Many of the twenty-eight titles present here have shown up in previous retro compilations, and indeed, some have made multiple showings already. But there are some interesting inclusions here that are worth some attention. The arcade version of Altered Beast, never seen on consoles until now, is quite a bit more attractive and playable than the hoary old Genesis version. But let's face it: Altered Beast was never a particularly good game.

Gain... Virtua?

Gain Ground is a refreshingly tactical single-screen shooter that has the player controlling warriors from various time periods and settings, past, present and future, and rescuing hostages. Rescuees join your team and contribute their unique talents, and captured allies can be regained if you're skillful. Alex Kidd is an interesting glimpse into what Sega's character-mascot strategy was like before the abandoned the character for the more internationally-appealing Sonic. Golden Axe III was never released outside of Japan before its appearance in this package, but unfortunately it's not quite up to the level of the previous two games.
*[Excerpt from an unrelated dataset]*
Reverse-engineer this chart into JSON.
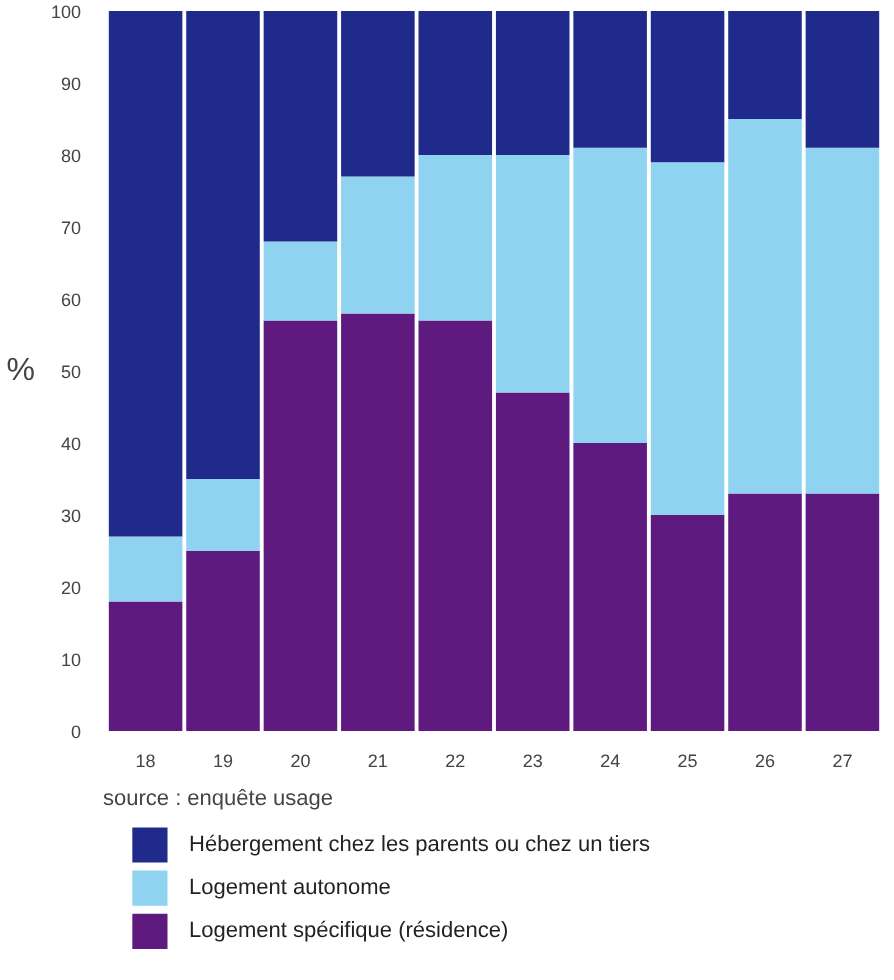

A few of the games in the package seem to be here simply as a gesture to players who suffered through them on the original console - or to pad out the title count. The completely-2D version of Virtua Fighter 2 is somewhat competent in its own right, but it's such a silly port of the original that it's hardly relevant now. Super Thunder Blade shares the same fate: who wants to play a choppy, substandard port of a 1987 arcade game? The shape-changing platformer Kid Chameleon still somehow manages to have fans, but now more than ever it's easy to see how wholly derivative of Mario it is. And Ecco Jr.? Dreary edutainment, ahoy!

Go, Gimli!Technical Pluses, Minuses

Video is mostly respectably emulated, but Digital Eclipse's usual lack of any support for these games' native resolution has once again left this writer in the lurch. They did include an option for progressive-scan, though, which will marginally help these games' appearance on HD sets. As they are, in 480i, they look swimmy, indefinite, and flickery.

Sound emulation doesn't fare much better. The music seems to be streamed off the disc to save on CPU usage, but this has caused oddities like the music in Sonic 1 and 2 not speeding up when it should. Plus, there are glitches here and there with music starting or stopping in the wrong place. Sound effects sound fine in some games and dreadful in others, but there's a general cast of inaccuracy over the whole package that will grate on you if you've played any of these games recently.

Exciting Conclusion!

Sega Genesis Collection comes off as being mostly unnecessary. Fans of Sonic and Ristar probably already own those games in previous compilations. Bonanza Bros. was in better form in Sega Classics Collection. Even Phantasy Star fans would be best advised to hold off and wait for Sega's import-only Phantasy Star Collection, as the often-pricey games have been graced with some of the most grievous sound problems in the collection. The rest of the games often go for under five dollars apiece on the used market and are more enjoyable in their original format. It's hard to recommend this collection if you're interested in it for any reason other than a quick romp down memory lane.

(For the sake of thoroughness, here's the full list of Genesis games included: Alex Kidd in the Enchanted Castle, Altered Beast, Comix Zone, Golden Axe I-III, Phantasy Star II-IV, Sonic the Hedgehog 1 & 2, Ecco 1, 2, and Jr., Ristar, Columns, Virtua Fighter 2, Shadow Dancer, Shinobi III, Super Thunder Blade, Bonanza Bros., Decap Attack, Kid Chameleon, Sword of Vermilion, and Vectorman 1 & 2.)